70.  Bidding processes for PFPs are longer because private finance contracts are more complex, including servicing and maintenance over 25-30 years, while traditional procurement contracts only cover construction. Although more PFI projects are completed on-time and on-budget, some witnesses argued this masked large cost increases which arose during the much longer bidding process. Ms Jaffe said: "Mysteriously, the price between the outline business case, which is at the start of that process, and the final business case at the end goes up fantastically, and so for the first wave of PFI hospitals, for example, it was mostly between 20 and 220 per cent. Some of that may be the public sector saying we want you to add all the twiddles and it has got to be gold-plated and so on, but a lot of it is because the consortia are protecting themselves from failing to provide to cost" (Q 571).

71.  These price rises often occur during the preferred bidder stage when the public sector enters into exclusive negotiations with one consortium. The Centre for International Public Health Policy at Edinburgh University noted: "During this period, the private sector can 'hold-up' the public sector, pushing up prices … meanwhile, the scope for public authorities pulling out of such negotiations is limited by the unavailability of other procurement routes" (p 133). The Centre added: "A project that is delivered to time and to budget (in post-contractual terms) may represent poor value for money if the price paid for the risk transfer that led to that outcome was too high" (p 134).

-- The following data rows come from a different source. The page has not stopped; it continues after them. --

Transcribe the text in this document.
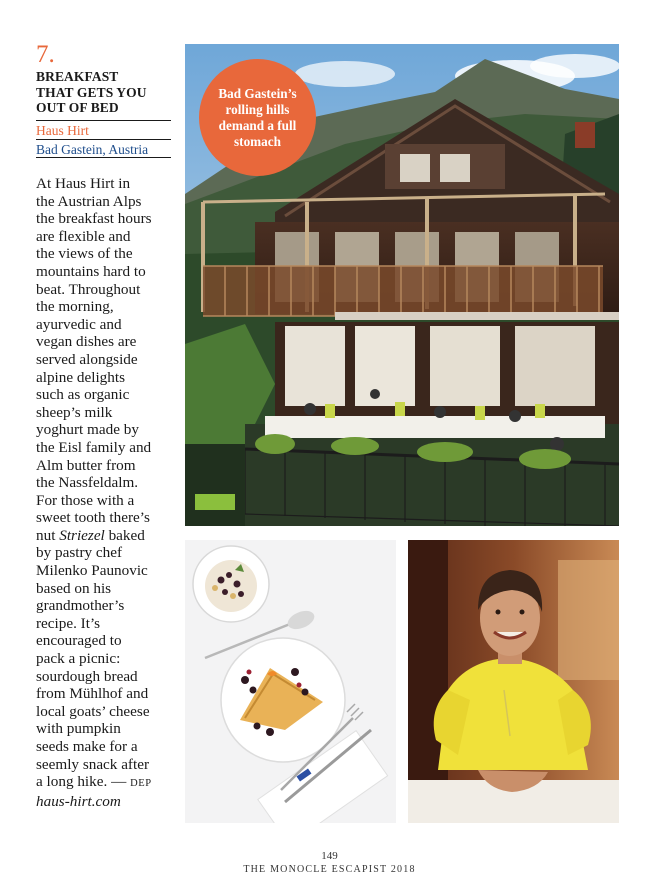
7.
BREAKFAST
THAT GETS YOU
OUT OF BED
Haus Hirt
Bad Gastein, Austria
At Haus Hirt in
the Austrian Alps
the breakfast hours
are flexible and
the views of the
mountains hard to
beat. Throughout
the morning,
ayurvedic and
vegan dishes are
served alongside
alpine delights
such as organic
sheep’s milk
yoghurt made by
the Eisl family and
Alm butter from
the Nassfeldalm.
For those with a
sweet tooth there’s
nut Striezel baked
by pastry chef
Milenko Paunovic
based on his
grandmother’s
recipe. It’s
encouraged to
pack a picnic:
sourdough bread
from Mühlhof and
local goats’ cheese
with pumpkin
seeds make for a
seemly snack after
a long hike. — DEP
haus-hirt.com
Bad Gastein’s rolling hills demand a full stomach
149
THE MONOCLE ESCAPIST 2018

72.  The National Audit Office found preferred bidder negotiations lasted on average 15 months for PFPs finalised between 2004 and 2006. In one third of these projects the value of the contract varied on average by 17% (upwards and downwards) of the total project value. The NAO conclude: "Value for money is most at risk during the final stage of negotiations, when negotiation is with a single preferred (or final bidder) and competitive tension is at its weakest" (p 107).

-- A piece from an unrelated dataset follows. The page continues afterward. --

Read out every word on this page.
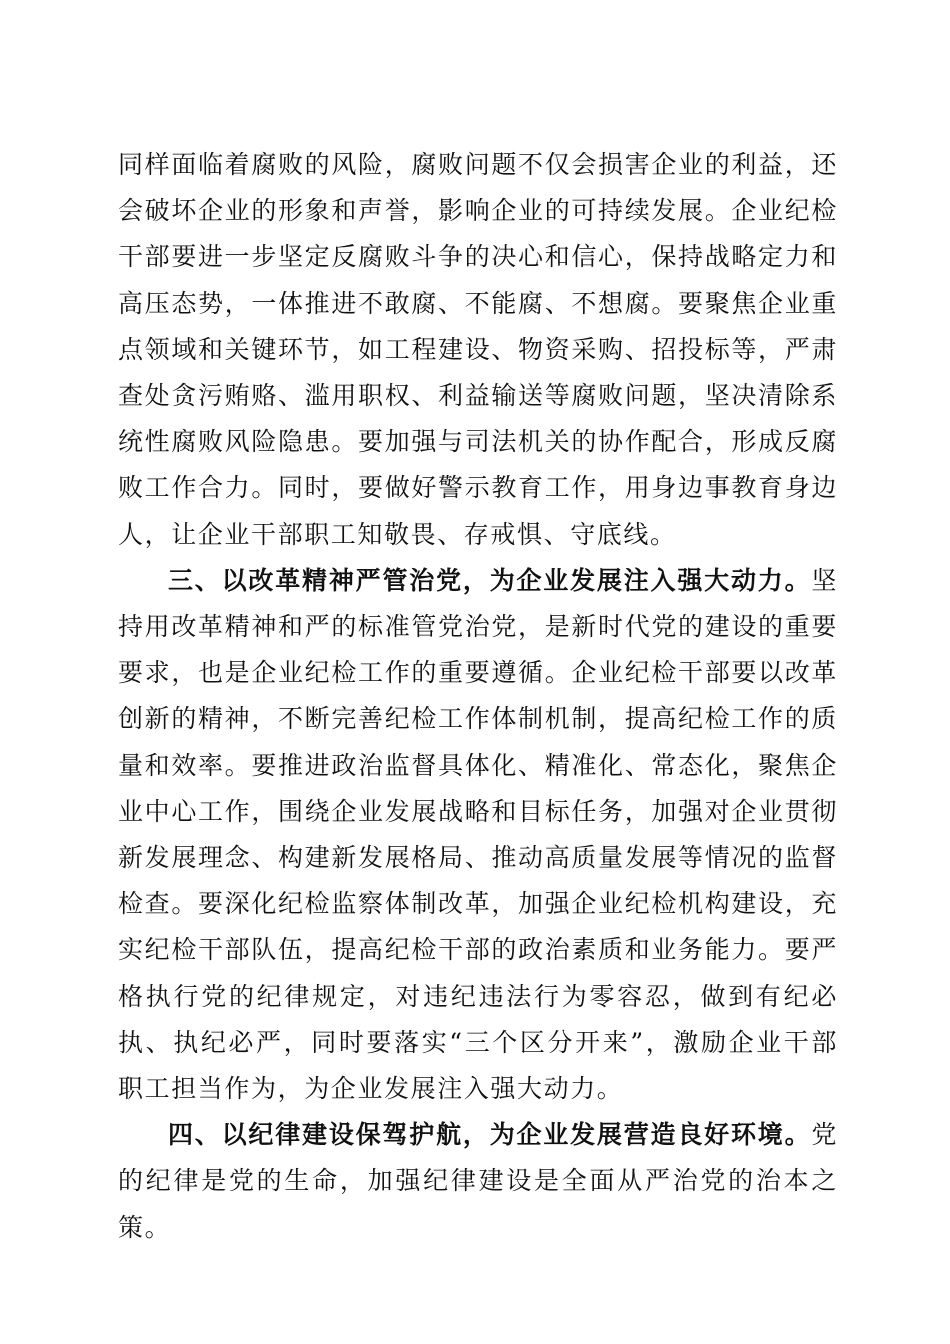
同样面临着腐败的风险，腐败问题不仅会损害企业的利益，还会破坏企业的形象和声誉，影响企业的可持续发展。企业纪检干部要进一步坚定反腐败斗争的决心和信心，保持战略定力和高压态势，一体推进不敢腐、不能腐、不想腐。要聚焦企业重点领域和关键环节，如工程建设、物资采购、招投标等，严肃查处贪污贿赂、滥用职权、利益输送等腐败问题，坚决清除系统性腐败风险隐患。要加强与司法机关的协作配合，形成反腐败工作合力。同时，要做好警示教育工作，用身边事教育身边人，让企业干部职工知敬畏、存戒惧、守底线。

三、以改革精神严管治党，为企业发展注入强大动力。坚持用改革精神和严的标准管党治党，是新时代党的建设的重要要求，也是企业纪检工作的重要遵循。企业纪检干部要以改革创新的精神，不断完善纪检工作体制机制，提高纪检工作的质量和效率。要推进政治监督具体化、精准化、常态化，聚焦企业中心工作，围绕企业发展战略和目标任务，加强对企业贯彻新发展理念、构建新发展格局、推动高质量发展等情况的监督检查。要深化纪检监察体制改革，加强企业纪检机构建设，充实纪检干部队伍，提高纪检干部的政治素质和业务能力。要严格执行党的纪律规定，对违纪违法行为零容忍，做到有纪必执、执纪必严，同时要落实“三个区分开来”，激励企业干部职工担当作为，为企业发展注入强大动力。

四、以纪律建设保驾护航，为企业发展营造良好环境。党的纪律是党的生命，加强纪律建设是全面从严治党的治本之策。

73.  Common EU procedures-known as Competitive Dialogue-were introduced in 2006. They seek to eliminate changes late in the procurement process. But the NAO reported: "Our recent study on Building Schools for the Future found some early indications that at least some changes are still being made late in the process. Kent County Council's project experienced seven months delay after the selection of final bidder" (p 107).

74.  Preferred bidder negotiations are not exclusive to PFPs and are widely used in conventional procurement projects as well. While competition is reduced at the preferred bidder stage, it should be easier during this stage for a public body to walk away from cost increases than after construction has begun, as can happen in traditional procurement.

75.  Substantial price increases are undesirable late in the bidding process whatever procurement path is chosen. Despite the longer bidding process under PFPs-and the associated higher costs-the greater likelihood of projects being completed on time and on budget after the contracts have been signed can be a benefit worth some extra expense to the public sector at the initial stage.